Friday, October 21, 2016

Third Presidential Debate Highlights | Trump, Clinton on Abortion, Trump Said Women Get Abortions Days Before Birth. Doctors Say They Don’t.





Trump Said Women Get Abortions Days Before Birth. Doctors Say They Don’t.

Donald J. Trump and Hillary Clinton offered drastically different opinions on the issue of abortion during the presidential debate in Las Vegas on Wednesday.

In the presidential debate Wednesday night, Donald J. Trump expounded on pregnancy and abortion, asserting that under current abortion law, “You can take the baby and rip the baby out of the womb in the ninth month, on the final day.”

Doctors say the scenario Mr. Trump described does not occur.

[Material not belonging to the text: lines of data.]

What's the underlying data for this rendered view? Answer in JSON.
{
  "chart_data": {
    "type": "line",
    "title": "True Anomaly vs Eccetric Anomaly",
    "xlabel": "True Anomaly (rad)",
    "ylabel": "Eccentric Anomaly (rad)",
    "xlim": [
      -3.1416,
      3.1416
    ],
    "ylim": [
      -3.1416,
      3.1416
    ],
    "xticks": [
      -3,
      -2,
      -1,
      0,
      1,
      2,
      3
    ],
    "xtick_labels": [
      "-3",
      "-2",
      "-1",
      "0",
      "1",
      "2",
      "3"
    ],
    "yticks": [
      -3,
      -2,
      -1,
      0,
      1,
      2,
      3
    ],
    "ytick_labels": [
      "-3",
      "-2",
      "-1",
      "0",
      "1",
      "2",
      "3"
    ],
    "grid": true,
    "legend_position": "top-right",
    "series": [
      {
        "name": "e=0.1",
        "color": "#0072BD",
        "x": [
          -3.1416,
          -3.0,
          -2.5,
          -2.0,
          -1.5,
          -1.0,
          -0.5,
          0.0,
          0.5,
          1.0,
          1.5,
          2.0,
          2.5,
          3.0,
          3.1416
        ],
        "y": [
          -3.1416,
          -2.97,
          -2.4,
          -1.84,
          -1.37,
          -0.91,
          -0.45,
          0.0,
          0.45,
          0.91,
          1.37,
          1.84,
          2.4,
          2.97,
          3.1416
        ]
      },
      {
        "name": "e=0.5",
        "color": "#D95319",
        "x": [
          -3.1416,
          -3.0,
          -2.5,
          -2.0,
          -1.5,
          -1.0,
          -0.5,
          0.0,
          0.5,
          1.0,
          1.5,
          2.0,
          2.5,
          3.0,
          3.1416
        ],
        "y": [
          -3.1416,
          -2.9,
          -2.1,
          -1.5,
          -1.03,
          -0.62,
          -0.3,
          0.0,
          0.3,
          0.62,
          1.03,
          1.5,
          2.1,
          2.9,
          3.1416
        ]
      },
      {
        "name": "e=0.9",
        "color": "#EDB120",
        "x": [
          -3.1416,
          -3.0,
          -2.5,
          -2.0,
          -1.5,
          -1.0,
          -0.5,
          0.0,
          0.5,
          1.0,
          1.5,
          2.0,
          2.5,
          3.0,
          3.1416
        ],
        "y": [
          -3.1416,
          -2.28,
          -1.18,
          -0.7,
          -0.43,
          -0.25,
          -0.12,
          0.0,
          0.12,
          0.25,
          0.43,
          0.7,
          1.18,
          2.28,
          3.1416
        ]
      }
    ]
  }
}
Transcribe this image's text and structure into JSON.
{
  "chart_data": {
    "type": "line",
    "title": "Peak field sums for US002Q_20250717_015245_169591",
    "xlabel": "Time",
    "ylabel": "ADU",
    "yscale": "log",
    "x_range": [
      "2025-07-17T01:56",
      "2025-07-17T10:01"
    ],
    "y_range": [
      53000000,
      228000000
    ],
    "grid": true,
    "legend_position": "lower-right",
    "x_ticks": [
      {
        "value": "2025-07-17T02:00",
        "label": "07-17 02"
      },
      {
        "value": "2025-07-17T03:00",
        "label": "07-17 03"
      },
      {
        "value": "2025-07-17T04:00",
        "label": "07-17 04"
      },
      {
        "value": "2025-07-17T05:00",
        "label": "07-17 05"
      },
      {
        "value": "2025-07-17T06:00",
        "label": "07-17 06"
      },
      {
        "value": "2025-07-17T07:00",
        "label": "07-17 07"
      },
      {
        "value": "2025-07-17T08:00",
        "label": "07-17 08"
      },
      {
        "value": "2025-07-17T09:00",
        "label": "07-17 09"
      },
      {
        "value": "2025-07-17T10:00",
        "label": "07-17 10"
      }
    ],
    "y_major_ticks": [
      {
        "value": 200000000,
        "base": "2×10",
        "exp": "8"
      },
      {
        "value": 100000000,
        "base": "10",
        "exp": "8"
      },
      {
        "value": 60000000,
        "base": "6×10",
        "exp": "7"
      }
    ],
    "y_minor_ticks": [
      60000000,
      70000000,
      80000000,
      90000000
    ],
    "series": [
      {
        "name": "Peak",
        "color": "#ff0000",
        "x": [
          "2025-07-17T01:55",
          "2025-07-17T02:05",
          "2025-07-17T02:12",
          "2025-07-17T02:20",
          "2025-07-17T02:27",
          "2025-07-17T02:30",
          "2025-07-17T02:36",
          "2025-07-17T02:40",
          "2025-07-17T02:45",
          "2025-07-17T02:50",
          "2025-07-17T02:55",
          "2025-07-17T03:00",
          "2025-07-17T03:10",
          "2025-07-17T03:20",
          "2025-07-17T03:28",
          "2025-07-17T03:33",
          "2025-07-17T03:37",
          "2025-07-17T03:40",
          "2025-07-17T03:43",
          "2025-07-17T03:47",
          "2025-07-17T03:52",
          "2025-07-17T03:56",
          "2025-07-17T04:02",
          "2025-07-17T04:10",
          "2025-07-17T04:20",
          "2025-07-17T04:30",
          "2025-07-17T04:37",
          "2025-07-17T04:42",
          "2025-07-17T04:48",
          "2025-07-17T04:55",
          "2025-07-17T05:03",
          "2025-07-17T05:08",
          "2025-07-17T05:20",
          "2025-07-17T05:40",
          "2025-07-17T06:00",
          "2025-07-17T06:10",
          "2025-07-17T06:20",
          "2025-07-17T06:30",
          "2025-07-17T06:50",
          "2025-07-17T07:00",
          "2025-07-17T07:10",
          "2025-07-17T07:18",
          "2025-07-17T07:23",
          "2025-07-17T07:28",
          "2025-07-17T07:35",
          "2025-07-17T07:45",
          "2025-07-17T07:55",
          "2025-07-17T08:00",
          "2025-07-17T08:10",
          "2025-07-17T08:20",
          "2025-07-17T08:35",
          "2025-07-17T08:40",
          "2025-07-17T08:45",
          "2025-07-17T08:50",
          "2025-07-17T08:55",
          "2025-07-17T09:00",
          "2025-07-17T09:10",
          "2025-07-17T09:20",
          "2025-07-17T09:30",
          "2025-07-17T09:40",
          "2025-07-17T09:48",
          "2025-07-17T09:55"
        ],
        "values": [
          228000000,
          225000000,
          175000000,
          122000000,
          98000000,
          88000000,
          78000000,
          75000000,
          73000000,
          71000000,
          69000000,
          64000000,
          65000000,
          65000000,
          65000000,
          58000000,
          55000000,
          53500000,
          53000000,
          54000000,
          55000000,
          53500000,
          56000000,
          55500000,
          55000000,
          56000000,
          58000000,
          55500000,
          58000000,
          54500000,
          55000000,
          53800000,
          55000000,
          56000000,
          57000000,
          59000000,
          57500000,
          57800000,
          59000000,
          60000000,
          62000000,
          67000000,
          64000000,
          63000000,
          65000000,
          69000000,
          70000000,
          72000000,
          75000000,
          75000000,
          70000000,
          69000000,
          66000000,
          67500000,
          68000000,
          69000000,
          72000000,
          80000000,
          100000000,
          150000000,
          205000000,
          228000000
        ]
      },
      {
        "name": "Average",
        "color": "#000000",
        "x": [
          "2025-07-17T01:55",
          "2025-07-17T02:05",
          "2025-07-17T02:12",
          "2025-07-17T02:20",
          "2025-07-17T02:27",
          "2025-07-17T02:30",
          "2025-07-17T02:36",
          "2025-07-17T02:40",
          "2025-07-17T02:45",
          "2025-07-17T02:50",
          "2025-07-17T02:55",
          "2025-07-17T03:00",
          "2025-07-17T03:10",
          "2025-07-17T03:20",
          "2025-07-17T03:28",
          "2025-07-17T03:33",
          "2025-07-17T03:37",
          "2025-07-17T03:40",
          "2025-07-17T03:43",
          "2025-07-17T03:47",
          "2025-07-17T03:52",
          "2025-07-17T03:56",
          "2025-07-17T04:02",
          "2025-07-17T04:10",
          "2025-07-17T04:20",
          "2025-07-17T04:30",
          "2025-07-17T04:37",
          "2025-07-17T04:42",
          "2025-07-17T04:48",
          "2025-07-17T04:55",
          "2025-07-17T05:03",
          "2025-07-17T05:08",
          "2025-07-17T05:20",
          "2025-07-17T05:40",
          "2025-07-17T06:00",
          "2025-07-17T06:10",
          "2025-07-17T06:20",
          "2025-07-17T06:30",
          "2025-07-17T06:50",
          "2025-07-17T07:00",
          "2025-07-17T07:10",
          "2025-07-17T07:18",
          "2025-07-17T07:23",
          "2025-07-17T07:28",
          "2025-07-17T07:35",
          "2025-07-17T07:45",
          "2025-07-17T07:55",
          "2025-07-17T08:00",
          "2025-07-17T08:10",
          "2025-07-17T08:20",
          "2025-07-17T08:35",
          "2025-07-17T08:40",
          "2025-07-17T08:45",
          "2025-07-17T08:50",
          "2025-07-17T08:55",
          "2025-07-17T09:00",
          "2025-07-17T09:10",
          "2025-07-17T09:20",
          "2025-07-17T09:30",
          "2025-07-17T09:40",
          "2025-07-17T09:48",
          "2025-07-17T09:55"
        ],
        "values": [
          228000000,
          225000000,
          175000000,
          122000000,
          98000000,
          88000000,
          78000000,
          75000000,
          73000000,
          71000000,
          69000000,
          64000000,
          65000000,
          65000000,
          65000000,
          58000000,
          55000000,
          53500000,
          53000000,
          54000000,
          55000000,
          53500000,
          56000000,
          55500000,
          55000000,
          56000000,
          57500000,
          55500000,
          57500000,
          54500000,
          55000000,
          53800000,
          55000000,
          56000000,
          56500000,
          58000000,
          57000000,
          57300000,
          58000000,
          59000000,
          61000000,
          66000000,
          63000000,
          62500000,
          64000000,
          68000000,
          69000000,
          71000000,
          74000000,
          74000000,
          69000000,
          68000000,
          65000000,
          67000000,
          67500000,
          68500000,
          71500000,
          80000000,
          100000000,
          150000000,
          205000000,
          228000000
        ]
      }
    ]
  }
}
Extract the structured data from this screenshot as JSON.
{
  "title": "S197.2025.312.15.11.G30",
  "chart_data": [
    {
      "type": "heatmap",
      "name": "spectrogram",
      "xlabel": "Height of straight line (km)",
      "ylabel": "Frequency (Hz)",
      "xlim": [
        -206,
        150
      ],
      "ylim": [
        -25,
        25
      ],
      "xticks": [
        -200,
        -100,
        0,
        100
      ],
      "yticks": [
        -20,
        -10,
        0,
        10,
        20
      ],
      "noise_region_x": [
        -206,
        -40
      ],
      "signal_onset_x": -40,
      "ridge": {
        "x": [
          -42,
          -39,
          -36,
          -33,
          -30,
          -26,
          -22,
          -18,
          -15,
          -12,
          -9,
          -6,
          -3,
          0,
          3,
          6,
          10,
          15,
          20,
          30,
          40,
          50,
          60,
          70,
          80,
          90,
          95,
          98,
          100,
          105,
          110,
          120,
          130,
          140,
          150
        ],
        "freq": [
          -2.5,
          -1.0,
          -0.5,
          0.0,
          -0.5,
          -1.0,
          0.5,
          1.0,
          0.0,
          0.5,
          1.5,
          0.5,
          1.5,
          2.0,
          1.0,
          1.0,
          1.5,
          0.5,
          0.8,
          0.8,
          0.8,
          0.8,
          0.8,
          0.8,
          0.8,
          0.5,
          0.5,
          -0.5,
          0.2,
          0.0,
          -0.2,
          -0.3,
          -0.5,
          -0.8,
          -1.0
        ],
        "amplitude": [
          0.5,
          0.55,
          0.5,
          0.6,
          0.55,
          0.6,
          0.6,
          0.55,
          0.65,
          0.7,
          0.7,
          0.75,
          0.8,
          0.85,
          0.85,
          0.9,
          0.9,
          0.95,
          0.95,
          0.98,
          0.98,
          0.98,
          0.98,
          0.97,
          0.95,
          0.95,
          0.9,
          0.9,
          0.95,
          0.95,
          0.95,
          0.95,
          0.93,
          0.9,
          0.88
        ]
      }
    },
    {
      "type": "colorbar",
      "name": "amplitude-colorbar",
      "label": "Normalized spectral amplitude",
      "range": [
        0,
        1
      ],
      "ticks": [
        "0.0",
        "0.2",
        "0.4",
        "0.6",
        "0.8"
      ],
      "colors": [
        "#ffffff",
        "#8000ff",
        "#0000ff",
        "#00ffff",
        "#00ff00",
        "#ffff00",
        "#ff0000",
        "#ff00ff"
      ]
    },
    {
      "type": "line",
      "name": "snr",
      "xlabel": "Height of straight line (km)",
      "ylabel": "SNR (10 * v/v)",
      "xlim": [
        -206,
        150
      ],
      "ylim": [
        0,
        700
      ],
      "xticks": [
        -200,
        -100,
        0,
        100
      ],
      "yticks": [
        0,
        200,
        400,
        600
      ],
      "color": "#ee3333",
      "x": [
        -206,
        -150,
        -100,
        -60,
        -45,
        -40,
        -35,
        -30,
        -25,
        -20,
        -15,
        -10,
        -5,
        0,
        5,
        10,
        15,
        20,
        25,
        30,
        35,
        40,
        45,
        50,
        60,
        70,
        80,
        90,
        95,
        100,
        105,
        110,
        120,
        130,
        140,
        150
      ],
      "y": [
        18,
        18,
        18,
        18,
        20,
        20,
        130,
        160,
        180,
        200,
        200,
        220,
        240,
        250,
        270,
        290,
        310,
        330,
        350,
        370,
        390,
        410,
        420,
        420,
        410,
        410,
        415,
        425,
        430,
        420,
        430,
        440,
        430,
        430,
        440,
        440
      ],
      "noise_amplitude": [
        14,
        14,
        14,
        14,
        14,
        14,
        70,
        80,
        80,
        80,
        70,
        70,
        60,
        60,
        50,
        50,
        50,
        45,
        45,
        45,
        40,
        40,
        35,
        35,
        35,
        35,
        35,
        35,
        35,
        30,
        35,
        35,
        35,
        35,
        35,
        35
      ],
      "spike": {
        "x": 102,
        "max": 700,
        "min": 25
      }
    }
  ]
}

“That is not happening in the United States,” said Dr. Aaron B. Caughey, chairman of obstetrics and gynecology at Oregon Health and Science University.

“It is, of course, such an absurd thing to say,” he said. “I’m unaware of anyone that’s terminating a pregnancy a few days prior to delivery of a normal pregnancy.”

There can be situations where complications or problems occur late in pregnancy — if the woman was in a car crash, for example, or if she was suffering from severe pre-eclampsia, a potentially life-threatening condition involvinghigh blood pressure.

But in cases like that, doctors said, the baby would be delivered before the due date, either by inducing labor or performing an emergency cesarean section.

If, very late in pregnancy, a fetus was found to be nonviable — to have a condition that would not allow it to survive after birth — the woman might continue the pregnancy and deliver a stillborn baby, or she might decide not to continue the pregnancy, Dr. Caughey said.

“Would you call that an abortion?” he said. “I think most of us wouldn’t use that language. We would say induction of labor for a nonviable pregnancy.”

Mr. Trump made his statements to condemn Hillary Clinton, who, as a senator, voted against a federal ban on late-term, or what critics call partial-birth, abortions.

Abortions that occur more than halfway through pregnancy are very rare in the United States, and many states have laws that add restrictions to the timing of abortions.

According to the Guttmacher Institute, a reproductive health research organization that supports abortion rights, 1.3 percent of abortions in the United States occur at 21 weeks of pregnancy or later.

Roe v. Wade, the 1973 Supreme Court case legalizing abortion, essentially established abortion as legal up until a fetus would be viable outside the womb (about 24 weeks into pregnancy) but also said later abortion is permissible under certain conditions, including to protect the life or health of the mother.

The Guttmacher Institute reports that 43 states prohibit abortion after a specific time in pregnancy, including 19 states that set the limit at fetal viability, three that prohibit abortion in the third trimester, beginning at 27 weeks, and 15 states that ban abortion at 22 weeks of pregnancy.

Some of these laws are considered unconstitutional by abortion rights advocates, but their existence indicates that late-term abortion is extremely rare.

On social media, many people reacted sarcastically or angrily to Mr. Trump’s assertions.

A few wrote emotionally about their own late-term abortions, and said that Mr. Trump minimized the pain they felt in having to make one of the most difficult decisions in their lives.